The scientists' main explanation is that about 20 percent of butterfat consists of short- and medium-chain fatty acids, which are used right away for quick energy and therefore don't contribute to fat levels in your blood. Therefore, a significant portion of the butter you consume is used immediately for energy—similar to a carbohydrate. The other oils (olive oil, canola, flax, etc.) contain only long-chain fatty acids. The primary nutrients found in butter are outlined in the table below.
Nutrients in Butter *Vitamin A in the most absorbable form Lauric acid Lecithin (necessary for cholesterol metabolism and nerve health) Antioxidants *Vitamin E Vitamin K2 Wulzen factor: hormone-like substance known to prevent arthritis and joint stiffness (destroyed by pasteurization) *Fatty acids, especially short- and medium-chain in the perfect omega-3 to omega-6 balance *CLA (Conjugated Linoleic Acid): anti-cancer agent, muscle builder, and immunity booster Vitamin D Minerals, including selenium, manganese, chromium, zinc, and copper Iodine in a highly absorbable form Cholesterol Arachidonic Acid (AA): brain function and healthy cell membranes Glycospingolipids: fatty acids that protect against GI infections *The highest amounts of CLA and omega-3 fats come from cows raised on grass pastures. Their butter is also 50 percent higher in vitamins A and E, and 400 percent higher in beta-carotene, giving grass-fed butter its deeper yellow color.

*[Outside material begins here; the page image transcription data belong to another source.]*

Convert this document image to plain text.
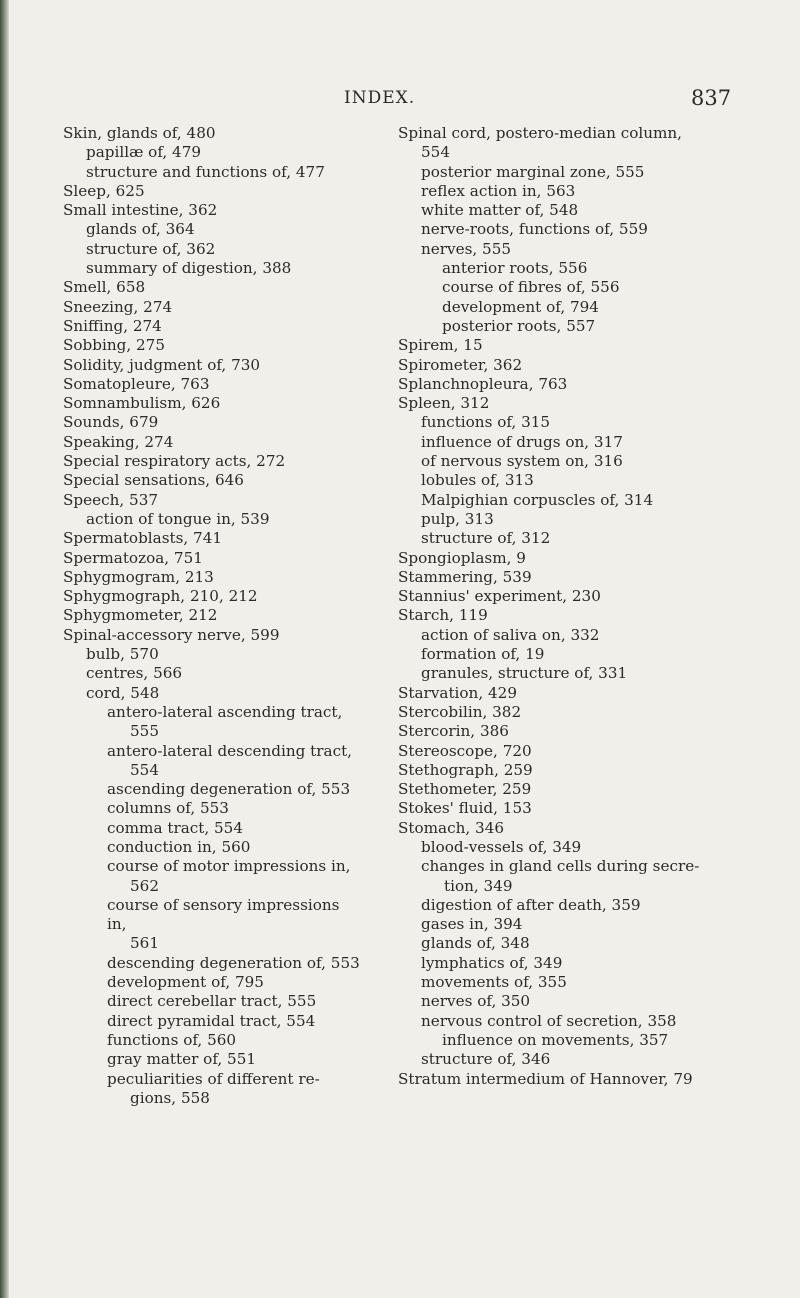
INDEX.	837
Skin, glands of, 480
papillæ of, 479
structure and functions of, 477
Sleep, 625
Small intestine, 362
glands of, 364
structure of, 362
summary of digestion, 388
Smell, 658
Sneezing, 274
Sniffing, 274
Sobbing, 275
Solidity, judgment of, 730
Somatopleure, 763
Somnambulism, 626
Sounds, 679
Speaking, 274
Special respiratory acts, 272
Special sensations, 646
Speech, 537
action of tongue in, 539
Spermatoblasts, 741
Spermatozoa, 751
Sphygmogram, 213
Sphygmograph, 210, 212
Sphygmometer, 212
Spinal-accessory nerve, 599
bulb, 570
centres, 566
cord, 548
antero-lateral ascending tract,
555
antero-lateral descending tract,
554
ascending degeneration of, 553
columns of, 553
comma tract, 554
conduction in, 560
course of motor impressions in,
562
course of sensory impressions in,
561
descending degeneration of, 553
development of, 795
direct cerebellar tract, 555
direct pyramidal tract, 554
functions of, 560
gray matter of, 551
peculiarities of different re-
gions, 558
Spinal cord, postero-median column,
554
posterior marginal zone, 555
reflex action in, 563
white matter of, 548
nerve-roots, functions of, 559
nerves, 555
anterior roots, 556
course of fibres of, 556
development of, 794
posterior roots, 557
Spirem, 15
Spirometer, 362
Splanchnopleura, 763
Spleen, 312
functions of, 315
influence of drugs on, 317
of nervous system on, 316
lobules of, 313
Malpighian corpuscles of, 314
pulp, 313
structure of, 312
Spongioplasm, 9
Stammering, 539
Stannius' experiment, 230
Starch, 119
action of saliva on, 332
formation of, 19
granules, structure of, 331
Starvation, 429
Stercobilin, 382
Stercorin, 386
Stereoscope, 720
Stethograph, 259
Stethometer, 259
Stokes' fluid, 153
Stomach, 346
blood-vessels of, 349
changes in gland cells during secre-
tion, 349
digestion of after death, 359
gases in, 394
glands of, 348
lymphatics of, 349
movements of, 355
nerves of, 350
nervous control of secretion, 358
influence on movements, 357
structure of, 346
Stratum intermedium of Hannover, 79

Avoiding Processed Food Is the Easiest Way to Protect Your Heart
According to Dr. Kummerow, your body can eliminate trans fats in about a month, which is encouraging. The tragic reality, of course, is that 95 percent of the food that most Americans eat is processed—and processed food is where all this trans fat lies. So, if you want to protect your heart, you need to avoid trans fats by eliminating all processed foods (which would also include most restaurant food). You also need to address your insulin and leptin resistance, which is the result of eating a diet too high in sugars and grains. (Remember, refined carbs also produce small, dense harmful LDL cholesterol particles, which adds to your heart disease risk.) In summary, to lower your heart disease risk, you need to:
- Avoid sugar, processed fructose, and grains if you are insulin and leptin resistant. This effectively means you must avoid most processed foods
- Eat a healthful diet of whole foods, ideally organic, and replace the grain carbs with:
- Large amounts of vegetables
- Low-to-moderate amount of high-quality protein (think organically raised, pastured animals)
- As much high-quality healthful fat as you want (saturated and monounsaturated from animal and tropical oil sources). Most people actually need upwards of 50-85 percent fats in their diet for optimal health—a far cry from the 10 percent currently recommended. Sources of healthful fats to add to your diet include:
Avocados Butter made from raw grass-fed organic milk Raw dairy Organic pastured egg yolks Coconuts and coconut oil Unheated organic nut oils Raw nuts, such as almonds, pecans, macadamia, and seeds Grass-fed meats
Balancing your omega-3 to omega-6 ratio is also key for heart health, as these fatty acids help build the cells in your arteries that make the prostacyclin that keeps your blood flowing smoothly. Omega-3 deficiency can cause or contribute to very serious health problems, both mental and physical, and may be a significant underlying factor of up to 96,000 premature deaths each year.